Volksfront gewinnt die absolute Mehrheit

■ Die Litauer haben sich für die Unabhängigkeit von der Sowjetunion entschieden

Berlin (ap/dpa/afp) - In Litauen zeichnet sich nach den Parlamentswahlen vom vergangenen Samstag ein eindeutiger Wahlsieg der Volksfront Sajudis ab. Sajudis, die für die Unabhängigkeit Litauens eintritt, aber eine einvernehmliche Loslösung von der Sowjetunion anstrebt, hat zwar nicht als eigene Partei an den Wahlen teilgenommen, jedoch in allen Wahlkreisen Kandidaten ihrer Richtung unterstützt.

Wie ein Sprecher der Volksfront am Sonntag mitteilte, errangen die Kandidaten der Sajudis bis jetzt 72 der 141 Sitze im Obersten Sowjet, dem Landesparlament. Ein Mandat errang auch der erste Sekretär der KP Litauens, Algirdas Brasauskas, der in den Verhandlungen mit Gorbatschow die Trennung der Kommunisten Litauens von der Gesamtpartei vertreten hatte.

Die neugegründete sowjetloyale kommunistische Partei, die sich vor allem auf die 300.000 in Litauen lebenden Russen stützt, hat bislang sieben Mandate erreicht.

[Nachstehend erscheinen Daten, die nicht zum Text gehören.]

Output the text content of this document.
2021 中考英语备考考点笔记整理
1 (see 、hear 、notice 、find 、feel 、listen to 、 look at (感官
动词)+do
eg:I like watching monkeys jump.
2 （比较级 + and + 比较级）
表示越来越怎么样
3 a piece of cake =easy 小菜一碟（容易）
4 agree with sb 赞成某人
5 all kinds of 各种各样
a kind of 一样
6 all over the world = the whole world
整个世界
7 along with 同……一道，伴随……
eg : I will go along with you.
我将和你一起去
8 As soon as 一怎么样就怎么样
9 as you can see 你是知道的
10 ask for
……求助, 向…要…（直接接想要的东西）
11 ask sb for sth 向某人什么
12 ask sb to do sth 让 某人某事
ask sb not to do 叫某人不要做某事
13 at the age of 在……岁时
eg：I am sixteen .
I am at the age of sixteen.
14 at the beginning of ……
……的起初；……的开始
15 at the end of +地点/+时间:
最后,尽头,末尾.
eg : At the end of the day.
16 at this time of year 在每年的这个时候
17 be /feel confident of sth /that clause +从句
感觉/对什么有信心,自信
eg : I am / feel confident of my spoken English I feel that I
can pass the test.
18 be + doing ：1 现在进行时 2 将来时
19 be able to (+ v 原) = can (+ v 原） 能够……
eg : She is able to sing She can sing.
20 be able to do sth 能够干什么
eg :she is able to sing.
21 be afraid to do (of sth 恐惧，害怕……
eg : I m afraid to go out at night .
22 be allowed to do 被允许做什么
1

In 45 Wahlkreisen muß in zwei Wochen ein zweiter Durchgang stattfinden, weil keiner der Kandidaten die absolute Mehrheit der Stimmen erreicht hat, in sechs Wahlkreisen muß wegen zu geringer Wahlbeteiligung die Wahl wiederholt werden. Der Sajudis-Vorsitzende Landsbergis hat erklärt, Hauptaufgabe der vom neuen Parlament gewählten Regierung sei es, mit der sowjetischen Regierung über eine geordnete Herauslösung Litauens aus dem sowjetischen Staatsverband zu verhandeln. Es gehe im Grunde nicht um eine Sezession, also auch nicht um die Anwendung von Sezessionsverfahren. Es müße lediglich der Gewaltakt aufgehoben werden, durch den Litauen im Gefolge des Hitler-Stalin-Paktes 1940 seine Souveränität verloren habe.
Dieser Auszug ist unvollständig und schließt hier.